Thursday, November 12, 2009

Gigi's NaNoWriMo Tips and Timeline

by Gigi

Here's my secret for finally managing to finish that novel I wanted to write "someday": NaNoWriMo.

I was introduced to National Novel Writing Month 5 years ago, in 2004. I had been bouncing around ideas for mystery novels for years, having fun with it along with the rest of my creative pursuits. But while I got better at art, photography, and the guitar, I never seemed to get further on a novel than than jotting down ideas and over-editing a few scenes to death.

I'd come close to finishing a novel during college, but with all my rewriting, I could never quite get to THE END.

That's the beauty of NaNoWriMo. It asks you to throw editing out the window. In accepting that charge, it forces you to let go of your inner editor. And what a freeing force that can be.

Don't get me wrong--editing has its place. And if you're going to do it right, editing will probably take longer than writing that first draft. But you cannot get to that place until you finish that first draft.

By signing up to write 50,000 words in a month, you make a deal with yourself to avoid the temptation to go back and read what you've just written. You move forward, rushing to get 50,000 words down on paper. Much of it will be nonsense you'll never use, but you'll also have brilliant ideas you never would have thought of if you hadn't gone through the exercise.

I loved reading Sophie's NaNo timeline, so I thought I'd share mine:

November 2004: I discovered NaNoWriMo and wrote a whole book. THE ROSE didn't fit into any genre (was it a mystery? a ghost story? a YA book? a paranormal romance???) but it taught me that I could write a whole book. Not a good book, but a complete book. What fun! Now back to regular life.

November 2005: I wrote over 50,000 words of a mystery novel, ARTIFACT. When I stepped back and read it a few months later, I thought for the first time that I might actually have something with what I'd written. I decided it might be worth editing this book.

November 2006:
I didn't win NaNoWriMo this year. I used this November to furiously edit that 2005 book.
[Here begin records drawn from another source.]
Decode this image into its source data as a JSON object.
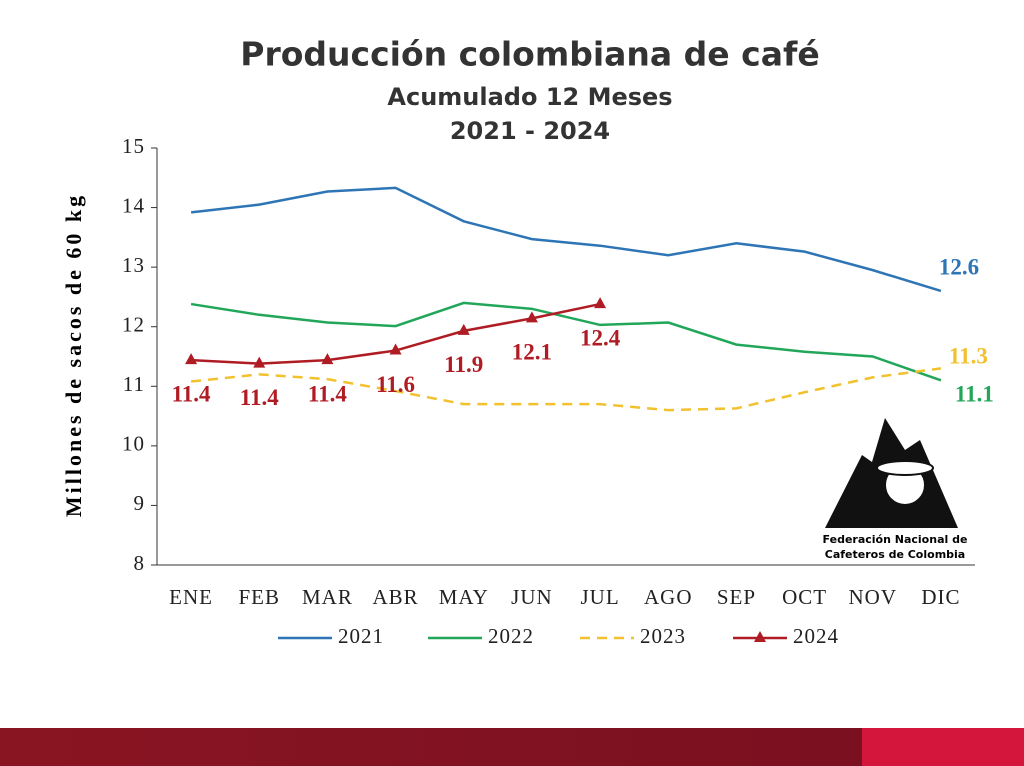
{
  "chart_data": {
    "type": "line",
    "title": "Producción colombiana de café",
    "subtitle": "Acumulado 12 Meses",
    "period": "2021 - 2024",
    "y_label": "Millones de sacos de 60 kg",
    "categories": [
      "ENE",
      "FEB",
      "MAR",
      "ABR",
      "MAY",
      "JUN",
      "JUL",
      "AGO",
      "SEP",
      "OCT",
      "NOV",
      "DIC"
    ],
    "ylim": [
      8,
      15
    ],
    "yticks": [
      8,
      9,
      10,
      11,
      12,
      13,
      14,
      15
    ],
    "series": [
      {
        "name": "2021",
        "color": "#2e75b6",
        "dashed": false,
        "marker": false,
        "values": [
          13.92,
          14.05,
          14.27,
          14.33,
          13.77,
          13.47,
          13.36,
          13.2,
          13.4,
          13.26,
          12.95,
          12.6
        ],
        "value_labels": [
          null,
          null,
          null,
          null,
          null,
          null,
          null,
          null,
          null,
          null,
          null,
          "12.6"
        ]
      },
      {
        "name": "2022",
        "color": "#22a65a",
        "dashed": false,
        "marker": false,
        "values": [
          12.38,
          12.2,
          12.07,
          12.01,
          12.4,
          12.3,
          12.03,
          12.07,
          11.7,
          11.58,
          11.5,
          11.1
        ],
        "value_labels": [
          null,
          null,
          null,
          null,
          null,
          null,
          null,
          null,
          null,
          null,
          null,
          "11.1"
        ]
      },
      {
        "name": "2023",
        "color": "#f2c12e",
        "dashed": true,
        "marker": false,
        "values": [
          11.08,
          11.2,
          11.12,
          10.92,
          10.7,
          10.7,
          10.7,
          10.6,
          10.63,
          10.9,
          11.15,
          11.3
        ],
        "value_labels": [
          null,
          null,
          null,
          null,
          null,
          null,
          null,
          null,
          null,
          null,
          null,
          "11.3"
        ]
      },
      {
        "name": "2024",
        "color": "#b01c24",
        "dashed": false,
        "marker": true,
        "values": [
          11.44,
          11.38,
          11.44,
          11.6,
          11.93,
          12.14,
          12.38,
          null,
          null,
          null,
          null,
          null
        ],
        "value_labels": [
          "11.4",
          "11.4",
          "11.4",
          "11.6",
          "11.9",
          "12.1",
          "12.4",
          null,
          null,
          null,
          null,
          null
        ]
      }
    ],
    "logo_text": [
      "Federación Nacional de",
      "Cafeteros de Colombia"
    ]
  }
}
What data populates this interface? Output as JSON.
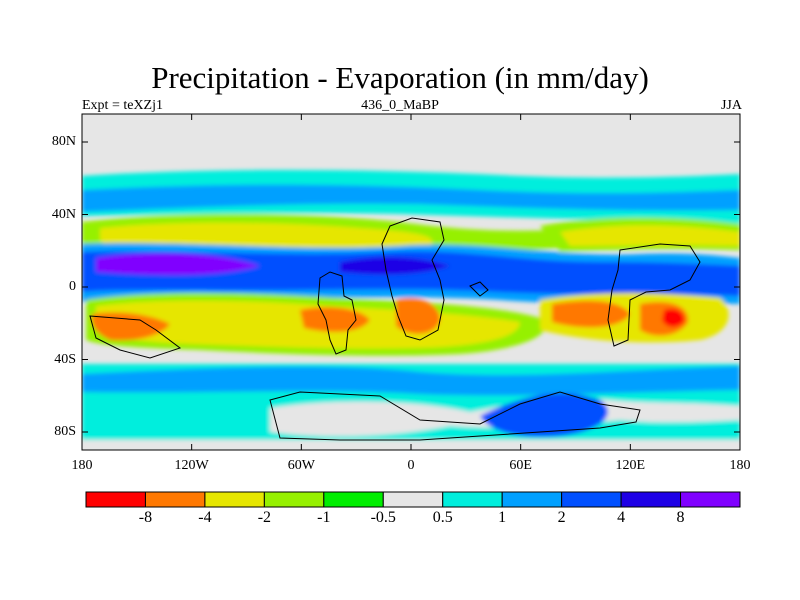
{
  "title": "Precipitation - Evaporation (in mm/day)",
  "left_string": "Expt = teXZj1",
  "center_string": "436_0_MaBP",
  "right_string": "JJA",
  "y_axis": {
    "tick_labels": [
      {
        "value": 80,
        "label": "80N"
      },
      {
        "value": 40,
        "label": "40N"
      },
      {
        "value": 0,
        "label": "0"
      },
      {
        "value": -40,
        "label": "40S"
      },
      {
        "value": -80,
        "label": "80S"
      }
    ]
  },
  "x_axis": {
    "tick_labels": [
      {
        "value": -180,
        "label": "180"
      },
      {
        "value": -120,
        "label": "120W"
      },
      {
        "value": -60,
        "label": "60W"
      },
      {
        "value": 0,
        "label": "0"
      },
      {
        "value": 60,
        "label": "60E"
      },
      {
        "value": 120,
        "label": "120E"
      },
      {
        "value": 180,
        "label": "180"
      }
    ]
  },
  "colorbar": {
    "colors": [
      "#ff0000",
      "#ff7800",
      "#e6e600",
      "#96f000",
      "#00ee00",
      "#e6e6e6",
      "#00eedd",
      "#00a0ff",
      "#0050ff",
      "#1e00e6",
      "#8000ff"
    ],
    "labels": [
      "-8",
      "-4",
      "-2",
      "-1",
      "-0.5",
      "0.5",
      "1",
      "2",
      "4",
      "8"
    ]
  },
  "colors": {
    "ocean_background": "#e6e6e6",
    "coastline": "#000000"
  }
}
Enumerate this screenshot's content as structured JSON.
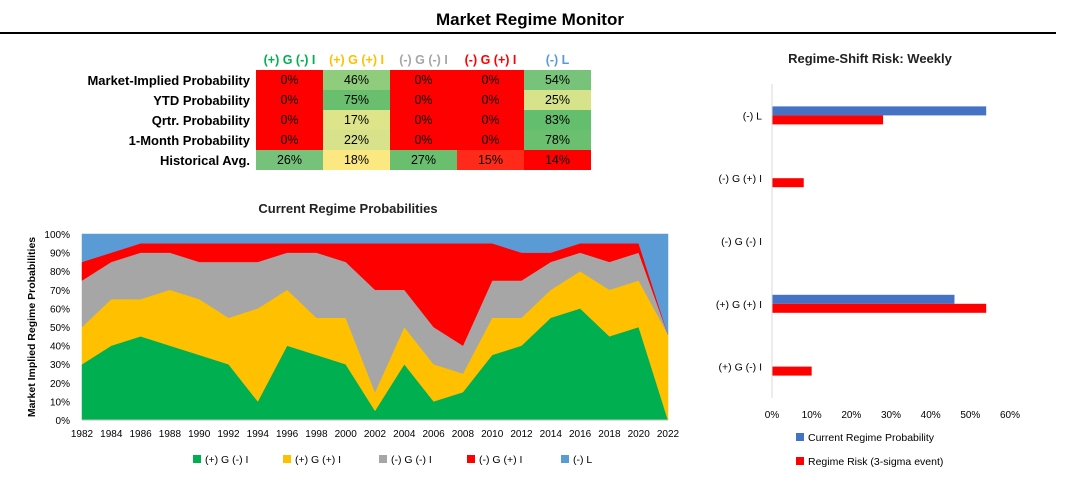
{
  "header": {
    "title": "Market Regime Monitor"
  },
  "colors": {
    "green": "#00b050",
    "yellow": "#ffc000",
    "gray": "#a6a6a6",
    "red": "#ff0000",
    "blue": "#5b9bd5",
    "bar_blue": "#4472c4",
    "bar_red": "#ff0000"
  },
  "table": {
    "columns": [
      {
        "label": "(+) G (-) I",
        "color": "#00b050"
      },
      {
        "label": "(+) G (+) I",
        "color": "#ffc000"
      },
      {
        "label": "(-) G (-) I",
        "color": "#a6a6a6"
      },
      {
        "label": "(-) G (+) I",
        "color": "#ff0000"
      },
      {
        "label": "(-) L",
        "color": "#5b9bd5"
      }
    ],
    "rows": [
      {
        "label": "Market-Implied Probability",
        "cells": [
          {
            "v": "0%",
            "bg": "#ff0000"
          },
          {
            "v": "46%",
            "bg": "#8fcc7c"
          },
          {
            "v": "0%",
            "bg": "#ff0000"
          },
          {
            "v": "0%",
            "bg": "#ff0000"
          },
          {
            "v": "54%",
            "bg": "#78c37a"
          }
        ]
      },
      {
        "label": "YTD Probability",
        "cells": [
          {
            "v": "0%",
            "bg": "#ff0000"
          },
          {
            "v": "75%",
            "bg": "#6abf6f"
          },
          {
            "v": "0%",
            "bg": "#ff0000"
          },
          {
            "v": "0%",
            "bg": "#ff0000"
          },
          {
            "v": "25%",
            "bg": "#d6e38a"
          }
        ]
      },
      {
        "label": "Qrtr. Probability",
        "cells": [
          {
            "v": "0%",
            "bg": "#ff0000"
          },
          {
            "v": "17%",
            "bg": "#dde48a"
          },
          {
            "v": "0%",
            "bg": "#ff0000"
          },
          {
            "v": "0%",
            "bg": "#ff0000"
          },
          {
            "v": "83%",
            "bg": "#63be6e"
          }
        ]
      },
      {
        "label": "1-Month Probability",
        "cells": [
          {
            "v": "0%",
            "bg": "#ff0000"
          },
          {
            "v": "22%",
            "bg": "#d8e28a"
          },
          {
            "v": "0%",
            "bg": "#ff0000"
          },
          {
            "v": "0%",
            "bg": "#ff0000"
          },
          {
            "v": "78%",
            "bg": "#6bc070"
          }
        ]
      },
      {
        "label": "Historical Avg.",
        "cells": [
          {
            "v": "26%",
            "bg": "#76c27a"
          },
          {
            "v": "18%",
            "bg": "#fbe881"
          },
          {
            "v": "27%",
            "bg": "#6abf6f"
          },
          {
            "v": "15%",
            "bg": "#ff2a1a"
          },
          {
            "v": "14%",
            "bg": "#ff0000"
          }
        ]
      }
    ]
  },
  "chart_data": [
    {
      "type": "area",
      "title": "Current Regime Probabilities",
      "xlabel": "",
      "ylabel": "Market Implied Regime Probabilities",
      "ylim": [
        0,
        100
      ],
      "yticks": [
        "0%",
        "10%",
        "20%",
        "30%",
        "40%",
        "50%",
        "60%",
        "70%",
        "80%",
        "90%",
        "100%"
      ],
      "x": [
        "1982",
        "1984",
        "1986",
        "1988",
        "1990",
        "1992",
        "1994",
        "1996",
        "1998",
        "2000",
        "2002",
        "2004",
        "2006",
        "2008",
        "2010",
        "2012",
        "2014",
        "2016",
        "2018",
        "2020",
        "2022"
      ],
      "stacked": true,
      "series": [
        {
          "name": "(+) G (-) I",
          "color": "#00b050",
          "values": [
            30,
            40,
            45,
            40,
            35,
            30,
            10,
            40,
            35,
            30,
            5,
            30,
            10,
            15,
            35,
            40,
            55,
            60,
            45,
            50,
            0
          ]
        },
        {
          "name": "(+) G (+) I",
          "color": "#ffc000",
          "values": [
            20,
            25,
            20,
            30,
            30,
            25,
            50,
            30,
            20,
            25,
            10,
            20,
            20,
            10,
            20,
            15,
            15,
            20,
            25,
            25,
            46
          ]
        },
        {
          "name": "(-) G (-) I",
          "color": "#a6a6a6",
          "values": [
            25,
            20,
            25,
            20,
            20,
            30,
            25,
            20,
            35,
            30,
            55,
            20,
            20,
            15,
            20,
            20,
            15,
            10,
            15,
            15,
            0
          ]
        },
        {
          "name": "(-) G (+) I",
          "color": "#ff0000",
          "values": [
            10,
            5,
            5,
            5,
            10,
            10,
            10,
            5,
            5,
            10,
            25,
            25,
            45,
            55,
            20,
            15,
            5,
            5,
            10,
            5,
            0
          ]
        },
        {
          "name": "(-) L",
          "color": "#5b9bd5",
          "values": [
            15,
            10,
            5,
            5,
            5,
            5,
            5,
            5,
            5,
            5,
            5,
            5,
            5,
            5,
            5,
            10,
            10,
            5,
            5,
            5,
            54
          ]
        }
      ],
      "legend": "bottom"
    },
    {
      "type": "bar",
      "orientation": "horizontal",
      "title": "Regime-Shift Risk: Weekly",
      "categories": [
        "(-) L",
        "(-) G (+) I",
        "(-) G (-) I",
        "(+) G (+) I",
        "(+) G (-) I"
      ],
      "series": [
        {
          "name": "Current Regime Probability",
          "color": "#4472c4",
          "values": [
            54,
            0,
            0,
            46,
            0
          ]
        },
        {
          "name": "Regime Risk (3-sigma event)",
          "color": "#ff0000",
          "values": [
            28,
            8,
            0,
            54,
            10
          ]
        }
      ],
      "xlim": [
        0,
        60
      ],
      "xticks": [
        "0%",
        "10%",
        "20%",
        "30%",
        "40%",
        "50%",
        "60%"
      ],
      "legend": "bottom"
    }
  ]
}
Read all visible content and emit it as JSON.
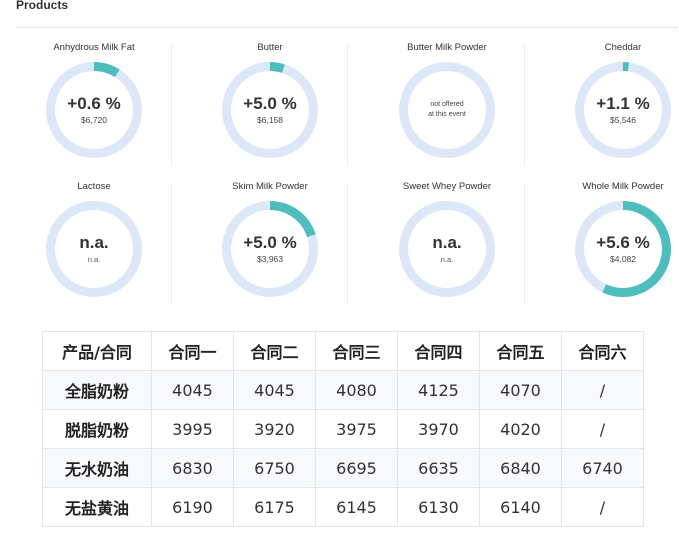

In December, I submitted it to the Malice Domestic grants competition for unpublished mystery writers. A few months later, in early 2007, I found out I'd won one of their two 2007 grants. Excited about this validation of my writing, I queried a few agents. I subsequently learned that 1 month of editing isn't enough. I needed to learn how to edit a book.

November 2007: I wrote what I thought would be Book 2 in the mystery series. (Yeah, it's much more fun to write a new book than to edit an old one.)

I had such fun with this caper that I decided to hunker down and put in the work to edit Book 1. I knew that was what I needed to do if I ever wanted either book to see the light of day. I joined local writers groups, bought some writing craft books, and got to be a better writer this year.

November 2008: I got my creative juices flowing by writing something completely different: a YA ghost story.

Simultaneously, I submitted ARTIFACT to a bigger mystery competition--one that gave the winner a publishing deal. I found out a few months later that I was a finalist. I didn't end up winning, but I knew then that my book was ready to send out. I queried agents, and this time there was a lot more interest. I signed with a wonderful agent.

November 2009: My agent thought my idea for Book 3 in my mystery series was much stronger than Book 2 (she's right), so I'm currently writing Book 3--which is now Book 2--tentatively titled PIRATE. I passed the 20,000 word mark yesterday.

Whew! It's been a fun few years.

p.s. If you want to read even more about what I have to say about NaNoWriMo, you can check out the guest blog post I did on the NaNoWriMo blog last year.


Unknown said...

Wow! Thanks for sharing your timeline!!! I'm newly inspired to really let go of internal editor (sometimes I wonder if this is harder for recovering tech writers/journalists, since we edit as we go 8 hours a day, 5 days a week...).


Hailey.Juliet said...

Love that timeline! Can't wait to go to your first book signing...I'll be standing in line with multiple copies!

Sophie Littlefield said...

you're just one of those people plagued with an abundance of talents...but i'm glad you chose writing for now!